Em nova reunião com o Fórum de entidades de servidores federais realizada na tarde desta segunda-feira (20), o PROIFES-Federação foi representado pelo Vice-Presidente, Daniel Christino (ADUFG-Sindicato).

O Secretário de Relações do Trabalho do Ministério do Planejamento Orçamento e Gestão (MPOG), Sérgio Mendonça, iniciou a reunião reafirmando o índice de 21,3% em 4 anos proposto pelo Governo, mas pontuou que a pauta da reunião seria, essencialmente, a revisão dos benefícios. Dentro desta pauta ele apresentou 3 propostas concretas de reajuste dos benefícios ao conjunto dos servidores:

a) em relação ao auxílio-alimentação e ressarcimento de saúde, propôs um reajuste, com validade a partir de 1º de janeiro de 2016, entre 22,6  e 22,8%, dependendo da inflação de 2015. Segundo Mendonça, isso significaria um incremento de cerca de R$ 85,00 em cada um dos benefícios acima, elevando o auxílio-alimentação dos servidores do Poder Executivo para cerca de R$ 458,00. O ressarcimento per capita de saúde por sua vez, depende da aplicação da tabela de renda e faixa etária, passando o valor mínimo para cerca de R$ 103,00 e o máximo para R$ 208,00 aproximadamente;

b) em relação ao auxílio pré-escolar (auxílio-creche) o governo propõe corrigir a defasagem dos últimos 20 anos, concedendo um reajuste de 317,3% que depende também do Estado da Federação ao qual o servidor está vinculado. Isso significaria que o maior valor, correspondente ao DF, seria de R$ 396,00. Ainda segundo Mendonça, estas correções representam um impacto geral de R$ 1,25 bilhão/ano, lembrando que a folha de pagamento dos servidores civis do Executivo é de 140 bilhões de reais ao ano.

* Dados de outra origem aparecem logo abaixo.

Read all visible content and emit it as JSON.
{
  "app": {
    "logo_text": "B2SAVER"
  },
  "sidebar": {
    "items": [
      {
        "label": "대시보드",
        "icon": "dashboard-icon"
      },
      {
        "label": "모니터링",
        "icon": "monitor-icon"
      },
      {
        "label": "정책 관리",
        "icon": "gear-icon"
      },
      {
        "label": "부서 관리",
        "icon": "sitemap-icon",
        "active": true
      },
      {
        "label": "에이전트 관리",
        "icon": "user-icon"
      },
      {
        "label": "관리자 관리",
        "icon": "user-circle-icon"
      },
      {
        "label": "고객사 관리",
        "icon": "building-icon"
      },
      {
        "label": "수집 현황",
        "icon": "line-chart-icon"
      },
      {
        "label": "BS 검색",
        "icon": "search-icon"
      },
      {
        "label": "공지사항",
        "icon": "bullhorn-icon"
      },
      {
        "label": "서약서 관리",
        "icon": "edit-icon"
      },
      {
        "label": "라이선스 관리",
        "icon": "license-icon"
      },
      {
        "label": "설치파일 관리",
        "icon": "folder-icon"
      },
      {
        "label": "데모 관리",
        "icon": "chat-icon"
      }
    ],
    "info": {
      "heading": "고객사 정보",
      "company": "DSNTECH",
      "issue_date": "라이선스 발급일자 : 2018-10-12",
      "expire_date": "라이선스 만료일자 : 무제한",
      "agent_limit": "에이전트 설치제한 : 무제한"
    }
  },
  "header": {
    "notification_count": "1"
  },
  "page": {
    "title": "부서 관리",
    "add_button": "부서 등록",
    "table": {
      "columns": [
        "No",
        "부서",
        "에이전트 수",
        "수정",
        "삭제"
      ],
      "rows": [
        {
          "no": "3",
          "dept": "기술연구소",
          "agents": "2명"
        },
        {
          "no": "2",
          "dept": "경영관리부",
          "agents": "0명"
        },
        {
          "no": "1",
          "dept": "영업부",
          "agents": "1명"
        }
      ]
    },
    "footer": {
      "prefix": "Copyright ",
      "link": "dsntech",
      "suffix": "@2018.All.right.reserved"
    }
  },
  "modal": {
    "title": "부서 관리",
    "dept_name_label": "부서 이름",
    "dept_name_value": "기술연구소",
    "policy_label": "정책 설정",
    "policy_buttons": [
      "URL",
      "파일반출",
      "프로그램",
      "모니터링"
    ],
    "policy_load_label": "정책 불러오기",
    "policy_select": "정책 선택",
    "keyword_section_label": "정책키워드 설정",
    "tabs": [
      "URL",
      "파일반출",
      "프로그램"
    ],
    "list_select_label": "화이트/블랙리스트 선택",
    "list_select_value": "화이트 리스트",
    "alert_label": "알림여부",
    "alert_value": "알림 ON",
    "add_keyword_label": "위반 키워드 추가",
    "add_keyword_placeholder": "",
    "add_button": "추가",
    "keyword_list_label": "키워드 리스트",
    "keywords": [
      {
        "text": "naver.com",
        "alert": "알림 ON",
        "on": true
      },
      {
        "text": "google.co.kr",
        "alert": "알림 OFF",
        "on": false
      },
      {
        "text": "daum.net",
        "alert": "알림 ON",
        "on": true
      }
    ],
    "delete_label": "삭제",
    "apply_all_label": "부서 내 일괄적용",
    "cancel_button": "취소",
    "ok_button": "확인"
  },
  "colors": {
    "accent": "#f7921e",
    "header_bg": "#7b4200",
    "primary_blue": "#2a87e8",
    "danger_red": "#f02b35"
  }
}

Além disso, e respondendo a uma demanda do próprio Fórum em reuniões anteriores, o Governo está disposto a incluir uma “cláusula de repactuação” ligada aos índices de inflação para o intervalo de 2 anos (2016 e 2017), dado que seja aceita a proposta inicial de acordo em 4 anos. Essa cláusula não constaria do corpo do projeto de lei, apenas da exposição de motivos que seria enviada ao Congresso Nacional. Mas Mendonça deixou bem claro que tal cláusula não deve ser entendida como um gatilho salarial, mas uma garantia de que novas rodadas de negociação seriam abertas, sem garantia de reposição automática dos índices que excederem a previsão do governo em 2017.

O Secretário abriu a palavra para as entidades e a reunião ficou tensa. As entidades que se manifestaram afirmaram que a proposta é inaceitável, dada a situação política e econômica atual, um acordo em 4 anos é temerário e que não poderiam abrir mão da reposição das perdas salariais de 2012 a 2015. No debate, Mendonça deixou transparecer que a proposta do governo deveria ser aceita em sua integralidade e que não haveria como negociar ponto por ponto. Houve momentos de exaltação. A Secretária adjunta, Edina Lima, afirmou que o Fórum estava sendo intransigente e que não apresentava contraproposta concreta para negociação, no que foi duramente criticada, sendo inclusive externada a possibilidade de mudança na natureza das greves deflagradas pelas entidades e alguns afirmaram que a resposta ao Governo seria dada nas ruas.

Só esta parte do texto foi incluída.